Die alltägliche ­Lebenswelt hören

„Wir befinden uns in einem abgeschlossenen Raum oder an einem bestimmten Ort im Freien. Wer hat schon einmal ein Konzert besucht? Oder: Wie verhält man sich, wenn man eine Geschichte vorgelesen bekommt? Man sitzt und hört zu, taucht in das zu Hörende ein. Wir beschließen, über die Dauer von einer Minute unseren Raum oder Ort als Konzert aufzufassen. Wir sitzen, horchen, sprechen nicht und nennen die zu vernehmenden Ereignisse Musik. Der Lehrer behält die Uhr im Blick. Und dann: Was war zu hören?“5
So wie Mozart auf die Hörweisen der Pariser eingeht, können wir unsere alltägliche Lebenswelt auf ihre Klänge hin erkunden – um sie dann gegebenenfalls mit eigenen Klängen anzureichern, ein eigenes Stück daraus zu machen und dies anderen zu hören zu geben. Hören beginnt beim Hören auf die Stille, die voller Klang ist, und mit dem Hören auf die Stimmen, Klänge, Laute anderer und des Alltags, die sich in unsere Körper einschreiben bereits vor unserer Geburt. Hören ist antwortendes Hören auf etwas, das uns vorausgeht und reichhaltiger ist als unsere Antworten.6
Im Instrumentalunterricht könnte es folgendermaßen weitergehen: „War die Minute lang […], fügt der Schüler oder die Schülerin beim nächsten Hören im schönsten, zwingenden Moment des Minuten-Stückes einen neuen, eigenen Klang hinzu. Wie hat sich das Stück verändert? Wie wirkt es sich auf den ganzen Spannungsverlauf aus, wenn ein Fenster geöffnet wird, vor allem: in welchem Tempo? Was geschieht mit dem Stück, wenn das neue Ereignis zu einem anderen Zeitpunkt innerhalb der Minute erklingt?“7
Klänge hören, beschreiben, notieren, ergänzen kann Thema eines Instrumentalunterrichts sein, der sich als schöpferischer versteht und das Erarbeiten von Stücken mit dem Erfinden neuer Stücke verbindet, auch in Erinnerung an Ausflüge, Reisen oder Begebenheiten aus dem alltäglichen Leben, die im Unterricht erzählt und verklanglicht werden.

1 Lachenmann, Helmut: „Hören ist wehrlos – ohne Hören. Über Möglichkeiten und Schwierigkeiten“, in: ders.: Musik als existenzielle Erfahrung. Schriften 1966-1995, hg. und mit einem Vorwort versehen von Josef Häusler, Wiesbaden 1996, S. 117 f.
2 Stern [Anders], Günther: „Zur Phänomenologie des Zuhörens (Erläutert am Hören impressionistischer Musik)“ [1927], in: Anders, Günther: Musikphilosophische Schriften.

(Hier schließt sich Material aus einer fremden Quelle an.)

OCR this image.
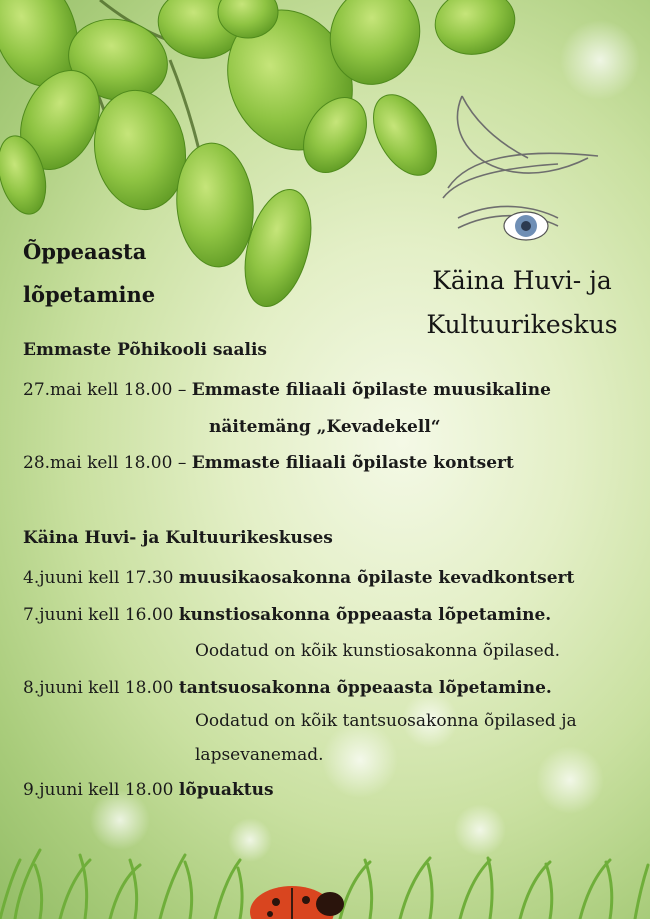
Õppeaasta
lõpetamine	Käina Huvi- ja
Kultuurikeskus
Emmaste Põhikooli saalis
27.mai kell 18.00 – Emmaste filiaali õpilaste muusikaline
näitemäng „Kevadekell“
28.mai kell 18.00 – Emmaste filiaali õpilaste kontsert
Käina Huvi- ja Kultuurikeskuses
4.juuni kell 17.30 muusikaosakonna õpilaste kevadkontsert
7.juuni kell 16.00 kunstiosakonna õppeaasta lõpetamine.
Oodatud on kõik kunstiosakonna õpilased.
8.juuni kell 18.00 tantsuosakonna õppeaasta lõpetamine.
Oodatud on kõik tantsuosakonna õpilased ja
lapsevanemad.
9.juuni kell 18.00 lõpuaktus
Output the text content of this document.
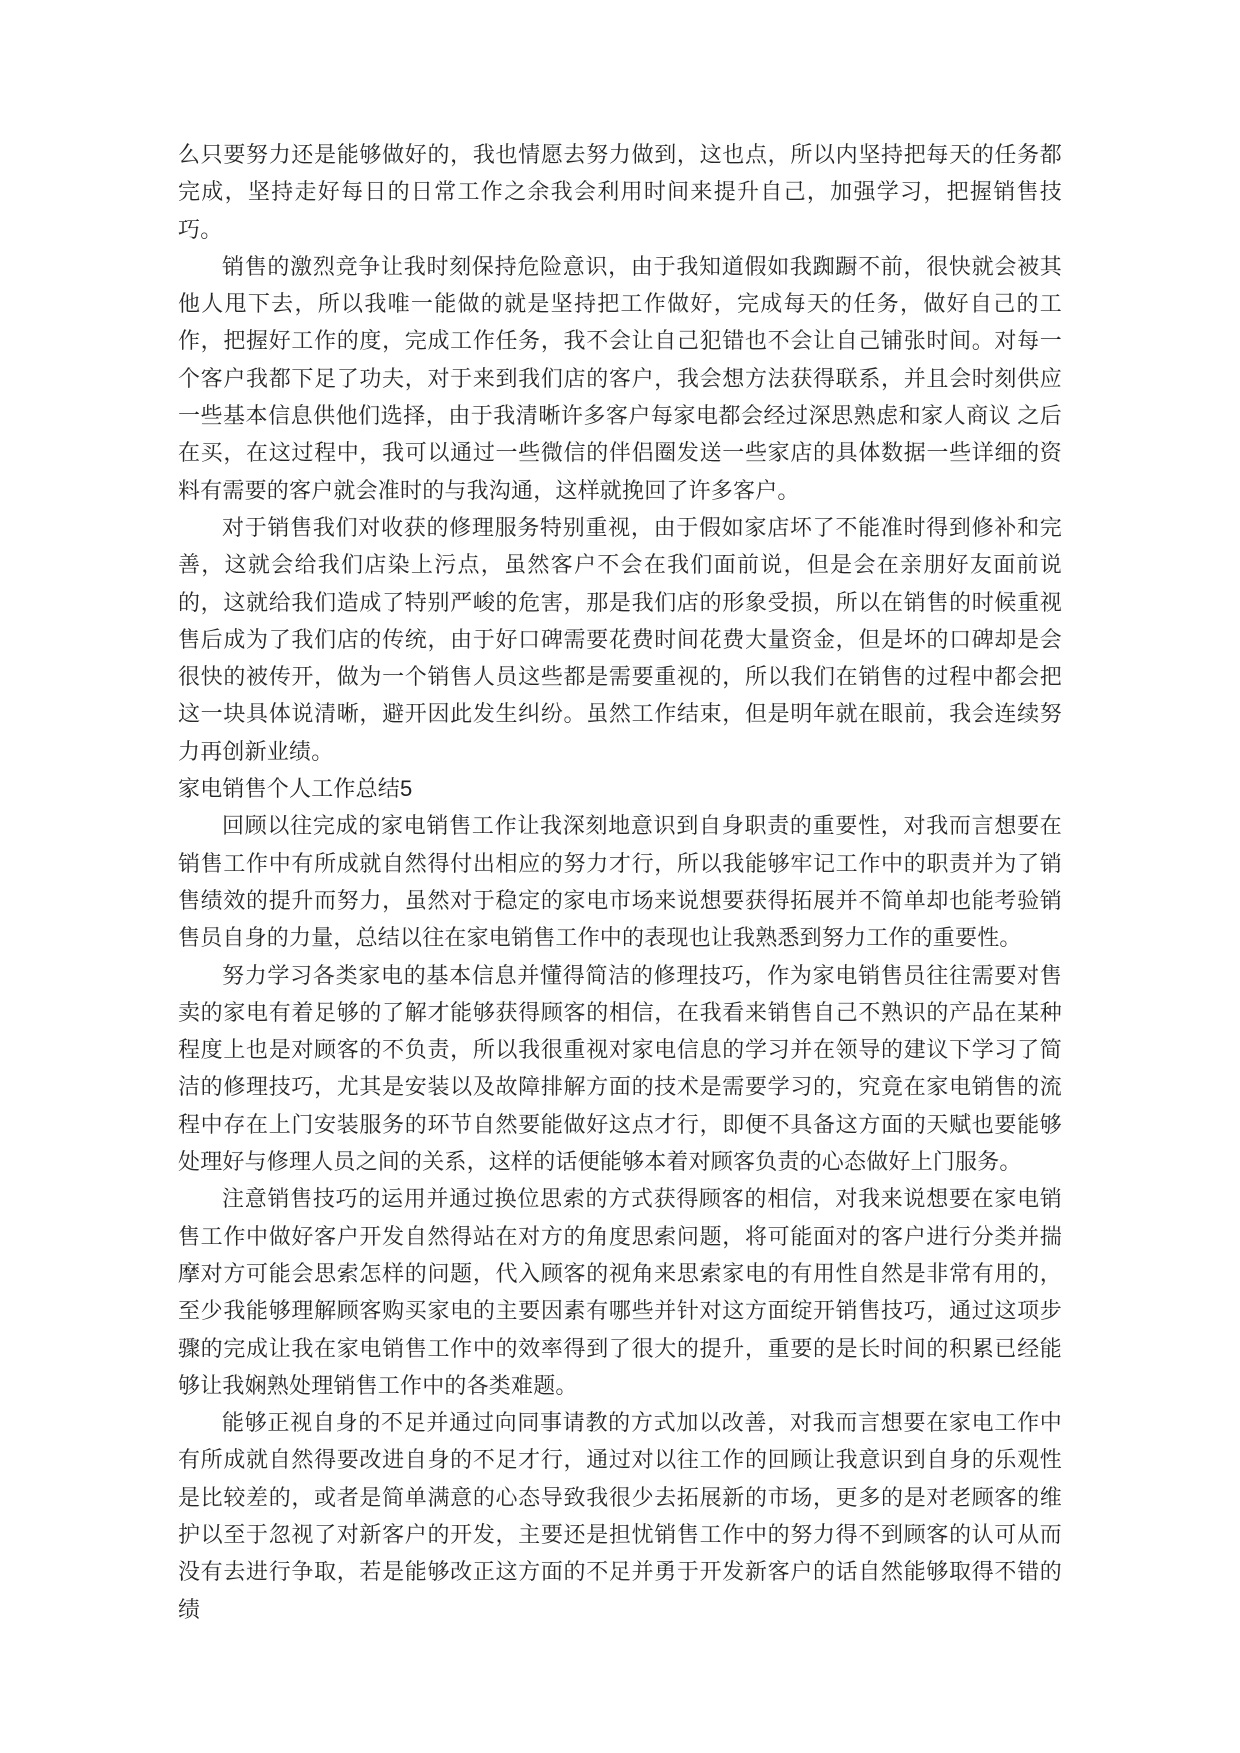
么只要努力还是能够做好的，我也情愿去努力做到，这也点，所以内坚持把每天的任务都完成，坚持走好每日的日常工作之余我会利用时间来提升自己，加强学习，把握销售技巧。

销售的激烈竞争让我时刻保持危险意识，由于我知道假如我踟蹰不前，很快就会被其他人甩下去，所以我唯一能做的就是坚持把工作做好，完成每天的任务，做好自己的工作，把握好工作的度，完成工作任务，我不会让自己犯错也不会让自己铺张时间。对每一个客户我都下足了功夫，对于来到我们店的客户，我会想方法获得联系，并且会时刻供应一些基本信息供他们选择，由于我清晰许多客户每家电都会经过深思熟虑和家人商议 之后在买，在这过程中，我可以通过一些微信的伴侣圈发送一些家店的具体数据一些详细的资料有需要的客户就会准时的与我沟通，这样就挽回了许多客户。

对于销售我们对收获的修理服务特别重视，由于假如家店坏了不能准时得到修补和完善，这就会给我们店染上污点，虽然客户不会在我们面前说，但是会在亲朋好友面前说的，这就给我们造成了特别严峻的危害，那是我们店的形象受损，所以在销售的时候重视售后成为了我们店的传统，由于好口碑需要花费时间花费大量资金，但是坏的口碑却是会很快的被传开，做为一个销售人员这些都是需要重视的，所以我们在销售的过程中都会把这一块具体说清晰，避开因此发生纠纷。虽然工作结束，但是明年就在眼前，我会连续努力再创新业绩。

家电销售个人工作总结5

回顾以往完成的家电销售工作让我深刻地意识到自身职责的重要性，对我而言想要在销售工作中有所成就自然得付出相应的努力才行，所以我能够牢记工作中的职责并为了销售绩效的提升而努力，虽然对于稳定的家电市场来说想要获得拓展并不简单却也能考验销售员自身的力量，总结以往在家电销售工作中的表现也让我熟悉到努力工作的重要性。

努力学习各类家电的基本信息并懂得简洁的修理技巧，作为家电销售员往往需要对售卖的家电有着足够的了解才能够获得顾客的相信，在我看来销售自己不熟识的产品在某种程度上也是对顾客的不负责，所以我很重视对家电信息的学习并在领导的建议下学习了简洁的修理技巧，尤其是安装以及故障排解方面的技术是需要学习的，究竟在家电销售的流程中存在上门安装服务的环节自然要能做好这点才行，即便不具备这方面的天赋也要能够处理好与修理人员之间的关系，这样的话便能够本着对顾客负责的心态做好上门服务。

注意销售技巧的运用并通过换位思索的方式获得顾客的相信，对我来说想要在家电销售工作中做好客户开发自然得站在对方的角度思索问题，将可能面对的客户进行分类并揣摩对方可能会思索怎样的问题，代入顾客的视角来思索家电的有用性自然是非常有用的，至少我能够理解顾客购买家电的主要因素有哪些并针对这方面绽开销售技巧，通过这项步骤的完成让我在家电销售工作中的效率得到了很大的提升，重要的是长时间的积累已经能够让我娴熟处理销售工作中的各类难题。

能够正视自身的不足并通过向同事请教的方式加以改善，对我而言想要在家电工作中有所成就自然得要改进自身的不足才行，通过对以往工作的回顾让我意识到自身的乐观性是比较差的，或者是简单满意的心态导致我很少去拓展新的市场，更多的是对老顾客的维护以至于忽视了对新客户的开发，主要还是担忧销售工作中的努力得不到顾客的认可从而没有去进行争取，若是能够改正这方面的不足并勇于开发新客户的话自然能够取得不错的绩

Texte und Dokumente, hg. v. Reinhard Ellensohn, München 2017, S. 211-225, hier: S. 211.
3 Flusser, Vilém: Gesten. Versuch einer Phänomenologie, Frankfurt am Main 1994, S. 152 (Kapitel „Die Geste des Musikhörens“, S. 151-159).
4 Wolfgang Amadeus Mozart, zitiert nach Eggebrecht, Hans Heinrich: Musik im Abendland. Prozesse und Stationen vom Mittelalter bis zur Gegenwart, München 1991, S. 561.

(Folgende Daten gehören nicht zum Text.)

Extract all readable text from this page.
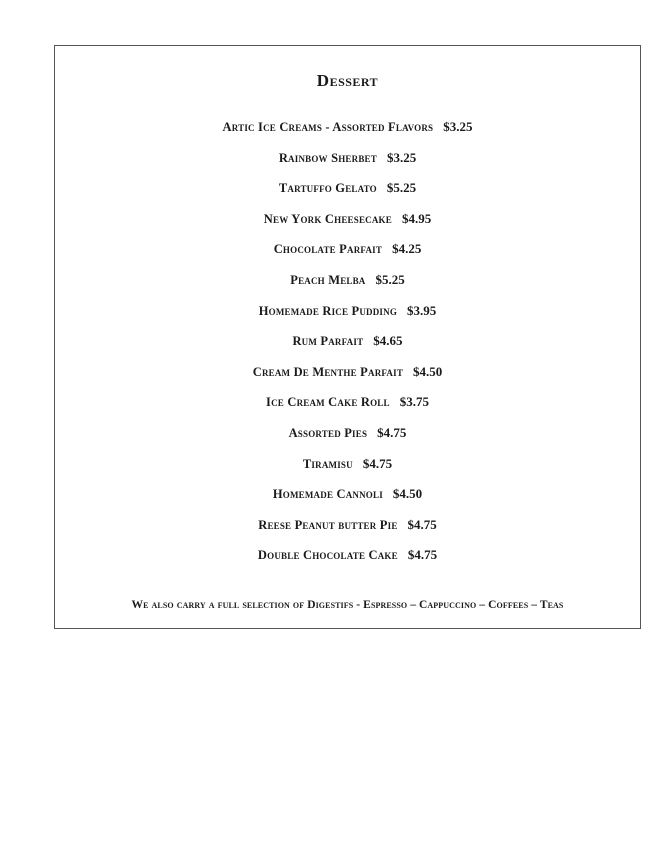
Dessert
Artic Ice Creams - Assorted Flavors $3.25
Rainbow Sherbet $3.25
Tartuffo Gelato $5.25
New York Cheesecake $4.95
Chocolate Parfait $4.25
Peach Melba $5.25
Homemade Rice Pudding $3.95
Rum Parfait $4.65
Cream De Menthe Parfait $4.50
Ice Cream Cake Roll $3.75
Assorted Pies $4.75
Tiramisu $4.75
Homemade Cannoli $4.50
Reese Peanut butter Pie $4.75
Double Chocolate Cake $4.75
We also carry a full selection of Digestifs - Espresso – Cappuccino – Coffees – Teas
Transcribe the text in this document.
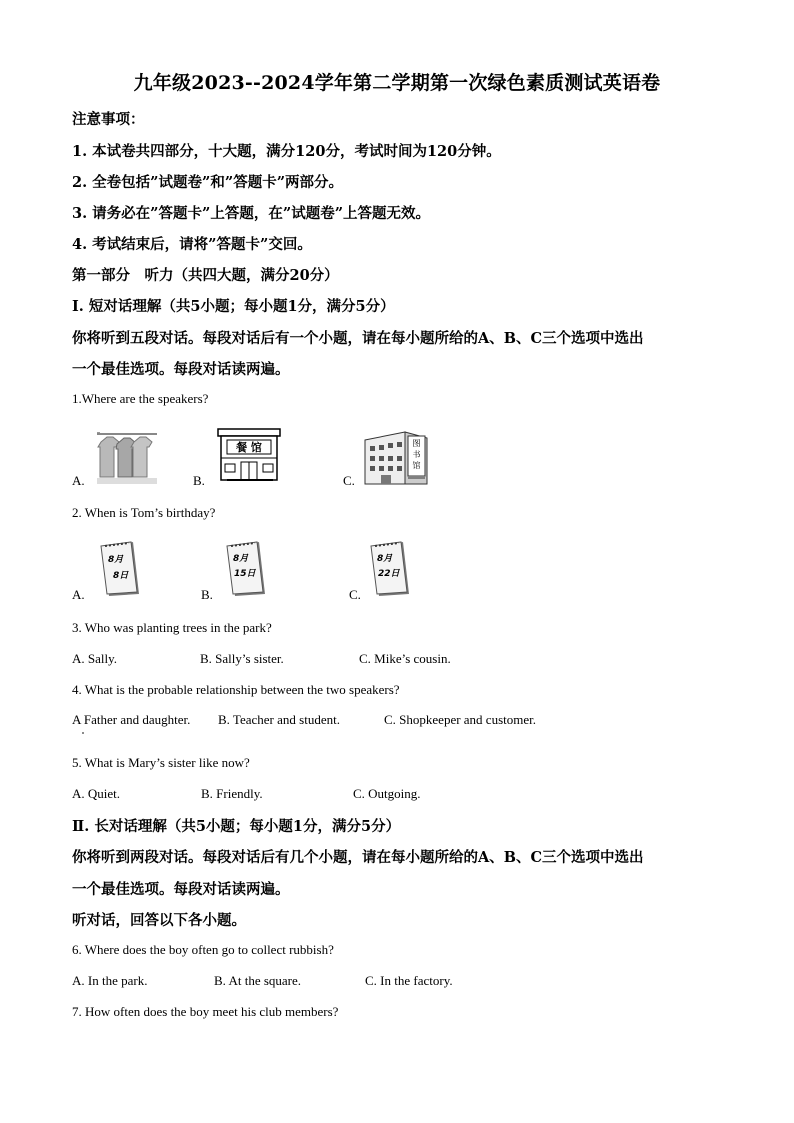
九年级2023--2024学年第二学期第一次绿色素质测试英语卷
注意事项：
1. 本试卷共四部分，十大题，满分120分，考试时间为120分钟。
2. 全卷包括”试题卷”和”答题卡”两部分。
3. 请务必在”答题卡”上答题，在”试题卷”上答题无效。
4. 考试结束后，请将”答题卡”交回。
第一部分　听力（共四大题，满分20分）
Ⅰ. 短对话理解（共5小题；每小题1分，满分5分）
你将听到五段对话。每段对话后有一个小题，请在每小题所给的A、B、C三个选项中选出
一个最佳选项。每段对话读两遍。
1.Where are the speakers?
A.	B.
餐 馆
C.
图
书
馆
2. When is Tom’s birthday?
A.
8月
8日
B.
8月
15日
C.
8月
22日
3. Who was planting trees in the park?
A. Sally.	B. Sally’s sister.	C. Mike’s cousin.
4. What is the probable relationship between the two speakers?
A Father and daughter. B. Teacher and student.	C. Shopkeeper and customer.
5. What is Mary’s sister like now?
A. Quiet.	B. Friendly.	C. Outgoing.
Ⅱ. 长对话理解（共5小题；每小题1分，满分5分）
你将听到两段对话。每段对话后有几个小题，请在每小题所给的A、B、C三个选项中选出
一个最佳选项。每段对话读两遍。
听对话，回答以下各小题。
6. Where does the boy often go to collect rubbish?
A. In the park.	B. At the square.	C. In the factory.
7. How often does the boy meet his club members?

5 Schmeling, Astrid/Kaul, Matthias/Ensemble L’ART POUR L’ART: „Musikerfindung in Beziehung zur Welt – die Kompositionsklasse für Kinder und Jugendliche in Winsen“, in: Vandré, Philipp/Lang, Benjamin (Hg.): Komponieren mit Schülern. Konzepte – Förderung – Ausbildung, Regensburg 2011, S. 53-67, hier: S. 55.
6 vgl. Lessing, Wolfgang: „Der antwortende Hörer. Musikalisches Hören als Fremderfahrung“, in: Diskussion Musikpädagogik, 78, 2018, S. 12-17.
7 wie Anm. 5; vgl. auch Schafer, R. Murray: Anstiftung zum Hören. Hundert Übungen zum Hören und Klänge Machen, hg. von Justin Winkler, Aarau 2002.